Spencermartinsia viticola (A.J.L. Phillips & J. Luque) A.J.L. Phillips, A. Alves & Crous, Persoonia 21: 51. 2008. MycoBank MB511763. Fig. 4.
Basionym: Dothiorella viticola A.J.L. Phillips & J. Luque, Mycologia 97: 1116. 2005.
= Botryosphaeria viticola A.J.L. Phillips & J. Luque, Mycologia 97: 1116. 2005.
Conidiomata stromatic, pycnidial, produced on poplar twigs on WA within 1–2 wk, solitary or aggregated, individual conidiomata globose, up to 420 µm diam., superficial or semi-immersed, covered with hyphal hairs, uniloculate, thick-walled, non-papillate with a central ostiole. Conidiophores absent. Conidiogenous cells cylindrical to lageniform, discrete or integrated, holoblastic, indeterminate, proliferating at the same level giving rise to periclinal thickenings, hyaline, thin-walled, smooth, (3.6–) 8–12 (–12.4) × 2–4 μm. Conidia oblong to subcylindrical, brown, 1-septate even while they are still attached to the conidiogenous cells, occasionally slightly constricted at septum, moderately thick-walled, externally smooth, internally finely verruculose, ends truncate, (16–) 18–23 (–26) × (7–) 8–12 (–15.3) μm, 95% confidence limits = 20.7–20.9 × 9.9–10 μm (av. ± S.D. = 20.8 ± 1.7 × 10 ± 1.3 μm, l/w ratio = 2.1 ± 0.2).
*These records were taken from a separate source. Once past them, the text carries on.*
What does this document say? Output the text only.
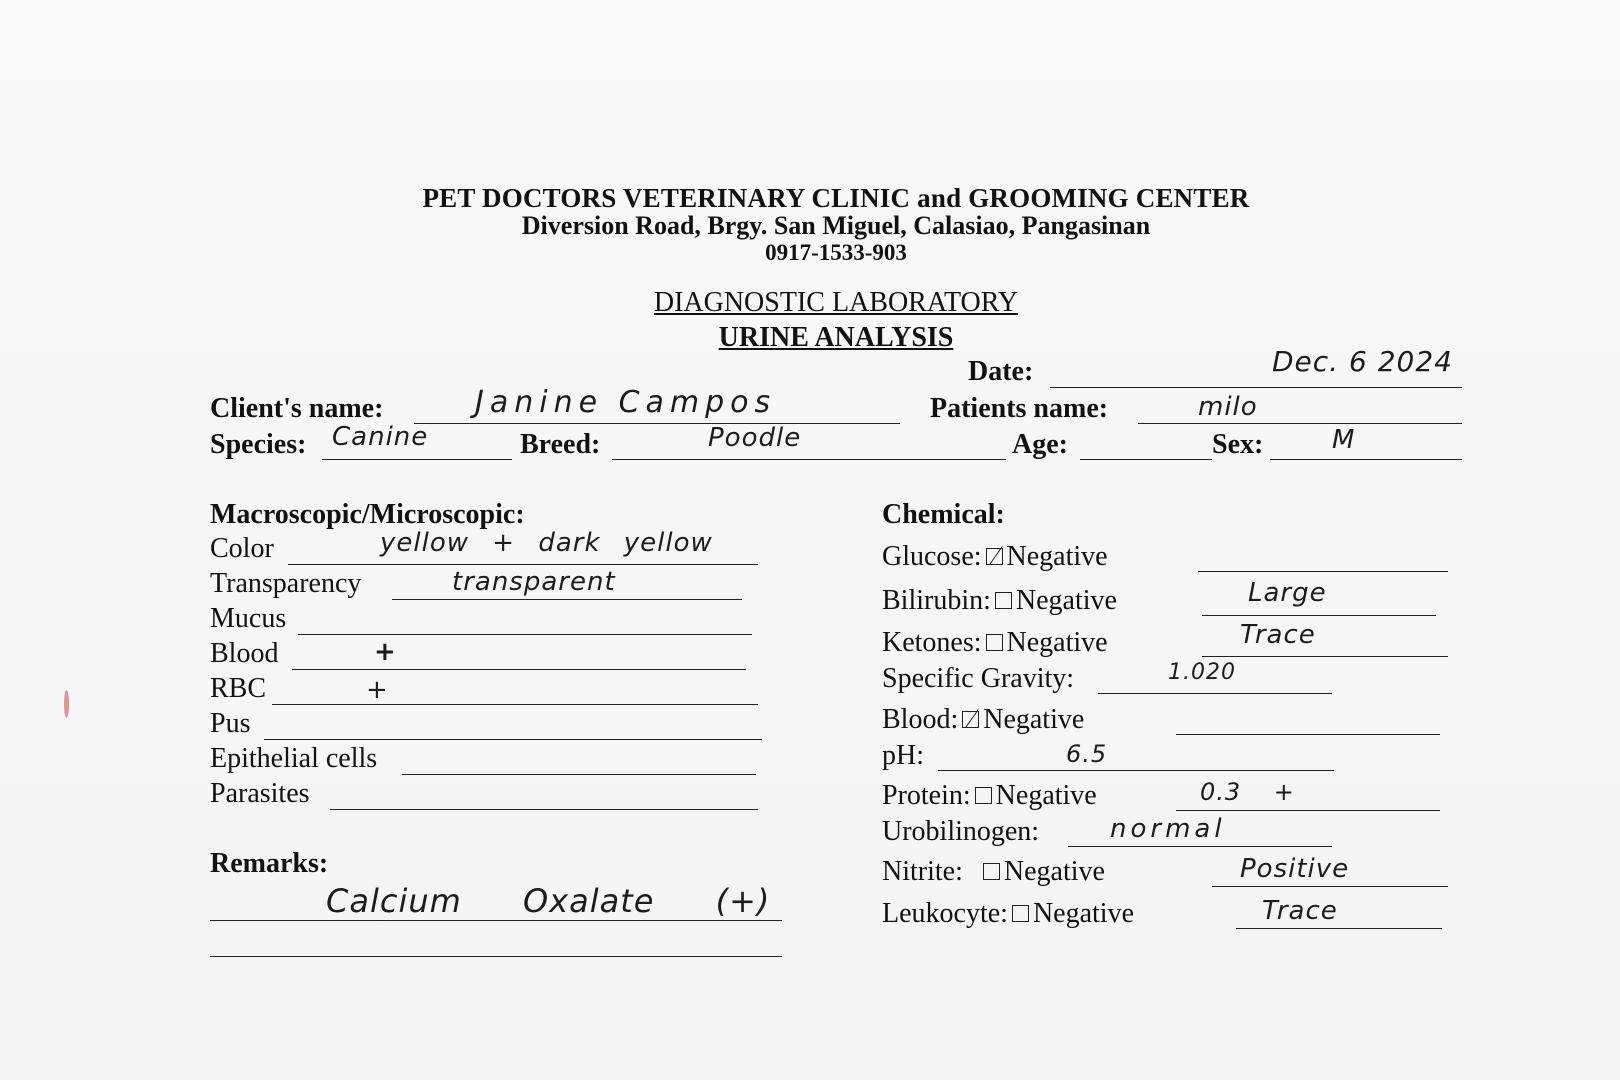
PET DOCTORS VETERINARY CLINIC and GROOMING CENTER
Diversion Road, Brgy. San Miguel, Calasiao, Pangasinan
0917-1533-903
DIAGNOSTIC LABORATORY
URINE ANALYSIS
Date:	Dec. 6 2024
Client's name:	Janine Campos	Patients name:	milo
Species: Canine	Breed:	Poodle	Age:	Sex:	M
Macroscopic/Microscopic:
Color	yellow + dark yellow
Transparency	transparent
Mucus
Blood	+
RBC	+
Pus
Epithelial cells
Parasites
Remarks:
Calcium Oxalate (+)
Chemical:
Glucose: Negative
Bilirubin: Negative	Large
Ketones: Negative	Trace
Specific Gravity:	1.020
Blood: Negative
pH:	6.5
Protein: Negative	0.3 +
Urobilinogen:	normal
Nitrite: Negative	Positive
Leukocyte: Negative	Trace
Cultural characteristics– Colonies cottony with dense aerial mycelium, aerial mycelium becoming pale smoke grey (21’’’’f) to iron black (23’’’’’k) at the surface and grey olivaceous (21’’’’i) to olivaceous black (27’’’’m) at the reverse after 2 wk in the dark at 25 ºC. Colonies reaching 70–80 mm on MEA after 4 d in the dark at 25 ºC. Cardinal temperatures for growth; min ≤5 ºC, max ≥35 ºC, opt 25 ºC.
Fig. 4. Spencermartinsia viticola. (a) Conidiomata on poplar twigs in culture, (b) Hyaline immature conidia developing on conidiogenous cells, (c), (d) Brown and septate conidia on conidiogenous cells, (e) Brown and septate conidia. Scale bars: a = 1000 μm; b-e = 10 μm.
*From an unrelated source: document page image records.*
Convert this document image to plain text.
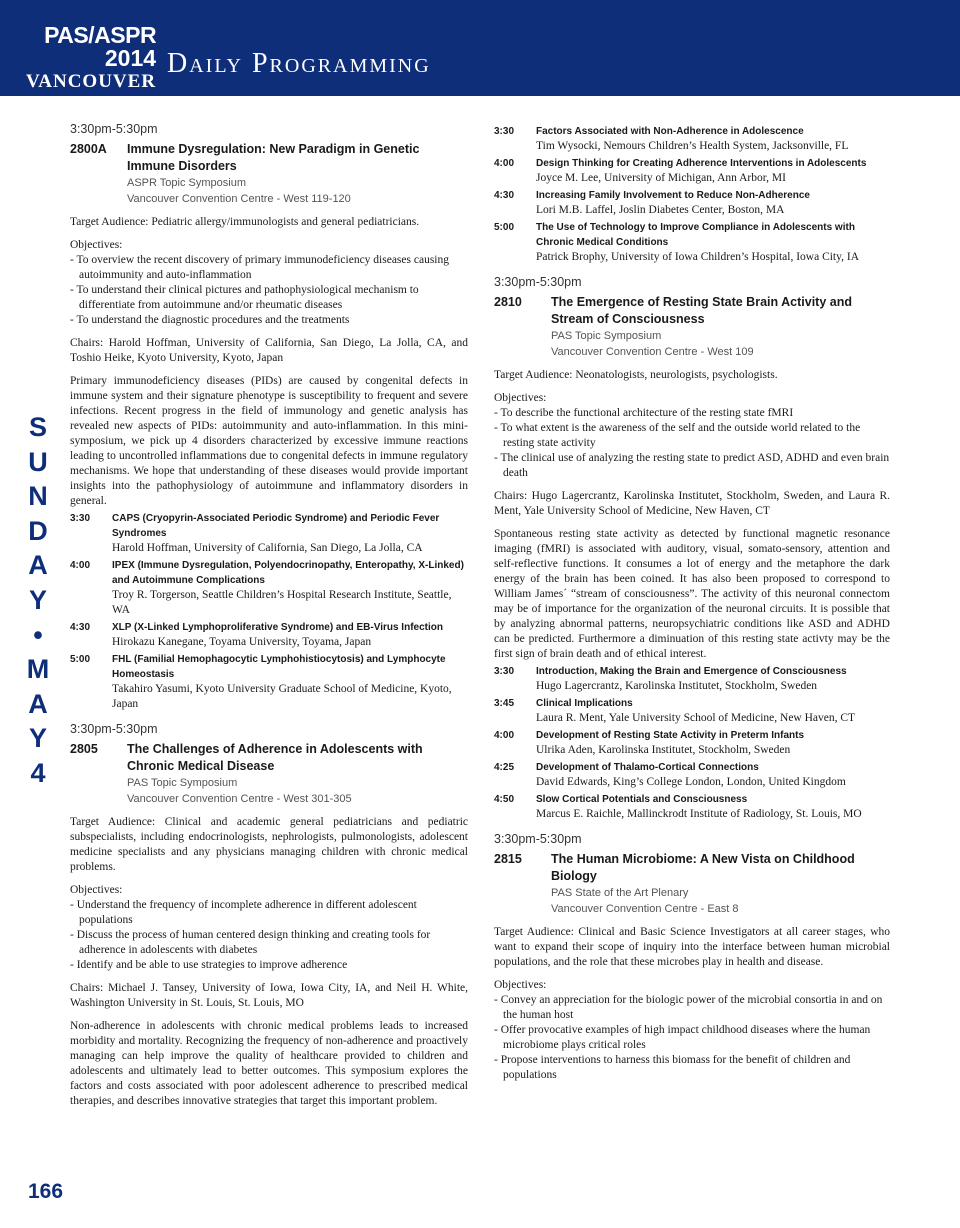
PAS/ASPR
2014
VANCOUVER
Daily Programming
S
U
N
D
A
Y
•
M
A
Y
4
166
3:30pm-5:30pm
2800A	Immune Dysregulation: New Paradigm in Genetic Immune Disorders
ASPR Topic Symposium
Vancouver Convention Centre - West 119-120
Target Audience: Pediatric allergy/immunologists and general pediatricians.
Objectives:
- To overview the recent discovery of primary immunodeficiency diseases causing autoimmunity and auto-inflammation
- To understand their clinical pictures and pathophysiological mechanism to differentiate from autoimmune and/or rheumatic diseases
- To understand the diagnostic procedures and the treatments
Chairs: Harold Hoffman, University of California, San Diego, La Jolla, CA, and Toshio Heike, Kyoto University, Kyoto, Japan
Primary immunodeficiency diseases (PIDs) are caused by congenital defects in immune system and their signature phenotype is susceptibility to frequent and severe infections. Recent progress in the field of immunology and genetic analysis has revealed new aspects of PIDs: autoimmunity and auto-inflammation. In this mini-symposium, we pick up 4 disorders characterized by excessive immune reactions leading to uncontrolled inflammations due to congenital defects in immune regulatory mechanisms. We hope that understanding of these diseases would provide important insights into the pathophysiology of autoimmune and inflammatory disorders in general.
3:30	CAPS (Cryopyrin-Associated Periodic Syndrome) and Periodic Fever Syndromes
Harold Hoffman, University of California, San Diego, La Jolla, CA
4:00	IPEX (Immune Dysregulation, Polyendocrinopathy, Enteropathy, X-Linked) and Autoimmune Complications
Troy R. Torgerson, Seattle Children’s Hospital Research Institute, Seattle, WA
4:30	XLP (X-Linked Lymphoproliferative Syndrome) and EB-Virus Infection
Hirokazu Kanegane, Toyama University, Toyama, Japan
5:00	FHL (Familial Hemophagocytic Lymphohistiocytosis) and Lymphocyte Homeostasis
Takahiro Yasumi, Kyoto University Graduate School of Medicine, Kyoto, Japan
3:30pm-5:30pm
2805	The Challenges of Adherence in Adolescents with Chronic Medical Disease
PAS Topic Symposium
Vancouver Convention Centre - West 301-305
Target Audience: Clinical and academic general pediatricians and pediatric subspecialists, including endocrinologists, nephrologists, pulmonologists, adolescent medicine specialists and any physicians managing children with chronic medical problems.
Objectives:
- Understand the frequency of incomplete adherence in different adolescent populations
- Discuss the process of human centered design thinking and creating tools for adherence in adolescents with diabetes
- Identify and be able to use strategies to improve adherence
Chairs: Michael J. Tansey, University of Iowa, Iowa City, IA, and Neil H. White, Washington University in St. Louis, St. Louis, MO
Non-adherence in adolescents with chronic medical problems leads to increased morbidity and mortality. Recognizing the frequency of non-adherence and proactively managing can help improve the quality of healthcare provided to children and adolescents and ultimately lead to better outcomes. This symposium explores the factors and costs associated with poor adolescent adherence to prescribed medical therapies, and describes innovative strategies that target this important problem.
3:30	Factors Associated with Non-Adherence in Adolescence
Tim Wysocki, Nemours Children’s Health System, Jacksonville, FL
4:00	Design Thinking for Creating Adherence Interventions in Adolescents
Joyce M. Lee, University of Michigan, Ann Arbor, MI
4:30	Increasing Family Involvement to Reduce Non-Adherence
Lori M.B. Laffel, Joslin Diabetes Center, Boston, MA
5:00	The Use of Technology to Improve Compliance in Adolescents with Chronic Medical Conditions
Patrick Brophy, University of Iowa Children’s Hospital, Iowa City, IA
3:30pm-5:30pm
2810	The Emergence of Resting State Brain Activity and Stream of Consciousness
PAS Topic Symposium
Vancouver Convention Centre - West 109
Target Audience: Neonatologists, neurologists, psychologists.
Objectives:
- To describe the functional architecture of the resting state fMRI
- To what extent is the awareness of the self and the outside world related to the resting state activity
- The clinical use of analyzing the resting state to predict ASD, ADHD and even brain death
Chairs: Hugo Lagercrantz, Karolinska Institutet, Stockholm, Sweden, and Laura R. Ment, Yale University School of Medicine, New Haven, CT
Spontaneous resting state activity as detected by functional magnetic resonance imaging (fMRI) is associated with auditory, visual, somato-sensory, attention and self-reflective functions. It consumes a lot of energy and the metaphore the dark energy of the brain has been coined. It has also been proposed to correspond to William James´ “stream of consciousness”. The activity of this neuronal connectom may be of importance for the organization of the neuronal circuits. It is possible that by analyzing abnormal patterns, neuropsychiatric conditions like ASD and ADHD can be predicted. Furthermore a diminuation of this resting state activty may be the first sign of brain death and of ethical interest.
3:30	Introduction, Making the Brain and Emergence of Consciousness
Hugo Lagercrantz, Karolinska Institutet, Stockholm, Sweden
3:45	Clinical Implications
Laura R. Ment, Yale University School of Medicine, New Haven, CT
4:00	Development of Resting State Activity in Preterm Infants
Ulrika Aden, Karolinska Institutet, Stockholm, Sweden
4:25	Development of Thalamo-Cortical Connections
David Edwards, King’s College London, London, United Kingdom
4:50	Slow Cortical Potentials and Consciousness
Marcus E. Raichle, Mallinckrodt Institute of Radiology, St. Louis, MO
3:30pm-5:30pm
2815	The Human Microbiome: A New Vista on Childhood Biology
PAS State of the Art Plenary
Vancouver Convention Centre - East 8
Target Audience: Clinical and Basic Science Investigators at all career stages, who want to expand their scope of inquiry into the interface between human microbial populations, and the role that these microbes play in health and disease.
Objectives:
- Convey an appreciation for the biologic power of the microbial consortia in and on the human host
- Offer provocative examples of high impact childhood diseases where the human microbiome plays critical roles
- Propose interventions to harness this biomass for the benefit of children and populations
Specimens examined. IRAN, GUILAN, Chaboksar, Citrus sp., Jun. 2007, J. Abdollahzadeh/A. Javadi, IRAN 1539C; GOLESTAN, Gorgan, City Park, Cupressus sempervirens, Aug. 2006, M. A. Aghajani, IRAN 1569C; Gorgan, Touskestan Forest, Prunus sp., Jun 2009, A. Javadi, CJA10–1–2.
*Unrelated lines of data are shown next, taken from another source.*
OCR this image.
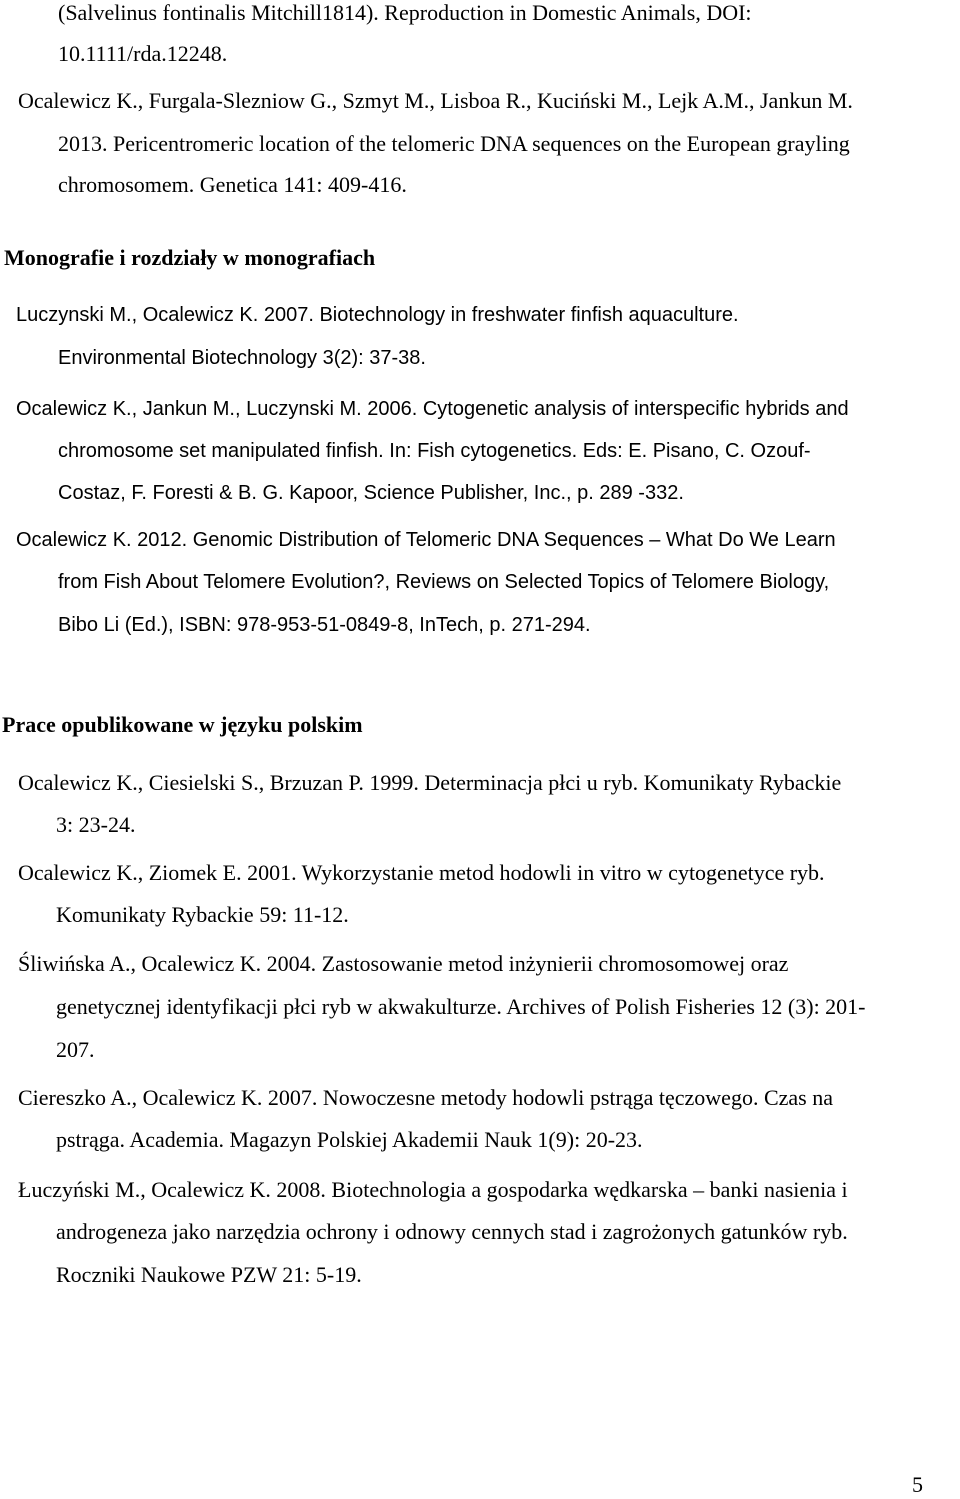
(Salvelinus fontinalis Mitchill1814). Reproduction in Domestic Animals, DOI:
10.1111/rda.12248.
Ocalewicz K., Furgala-Slezniow G., Szmyt M., Lisboa R., Kuciński M., Lejk A.M., Jankun M.
2013. Pericentromeric location of the telomeric DNA sequences on the European grayling
chromosomem. Genetica 141: 409-416.
Monografie i rozdziały w monografiach
Luczynski M., Ocalewicz K. 2007. Biotechnology in freshwater finfish aquaculture.
Environmental Biotechnology 3(2): 37-38.
Ocalewicz K., Jankun M., Luczynski M. 2006. Cytogenetic analysis of interspecific hybrids and
chromosome set manipulated finfish. In: Fish cytogenetics. Eds: E. Pisano, C. Ozouf-
Costaz, F. Foresti & B. G. Kapoor, Science Publisher, Inc., p. 289 -332.
Ocalewicz K. 2012. Genomic Distribution of Telomeric DNA Sequences – What Do We Learn
from Fish About Telomere Evolution?, Reviews on Selected Topics of Telomere Biology,
Bibo Li (Ed.), ISBN: 978-953-51-0849-8, InTech, p. 271-294.
Prace opublikowane w języku polskim
Ocalewicz K., Ciesielski S., Brzuzan P. 1999. Determinacja płci u ryb. Komunikaty Rybackie
3: 23-24.
Ocalewicz K., Ziomek E. 2001. Wykorzystanie metod hodowli in vitro w cytogenetyce ryb.
Komunikaty Rybackie 59: 11-12.
Śliwińska A., Ocalewicz K. 2004. Zastosowanie metod inżynierii chromosomowej oraz
genetycznej identyfikacji płci ryb w akwakulturze. Archives of Polish Fisheries 12 (3): 201-
207.
Ciereszko A., Ocalewicz K. 2007. Nowoczesne metody hodowli pstrąga tęczowego. Czas na
pstrąga. Academia. Magazyn Polskiej Akademii Nauk 1(9): 20-23.
Łuczyński M., Ocalewicz K. 2008. Biotechnologia a gospodarka wędkarska – banki nasienia i
androgeneza jako narzędzia ochrony i odnowy cennych stad i zagrożonych gatunków ryb.
Roczniki Naukowe PZW 21: 5-19.
5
Notes: Spencermartinsia viticola is reported here for the first time from Iran. Three isolates were found on Citrus sp., Cupressus sempervirens and Prunus sp. This species has never been isolated from C. sempervirens. So far it has been found on six hosts from six different countries. For more detail see Phillips et al. (2013).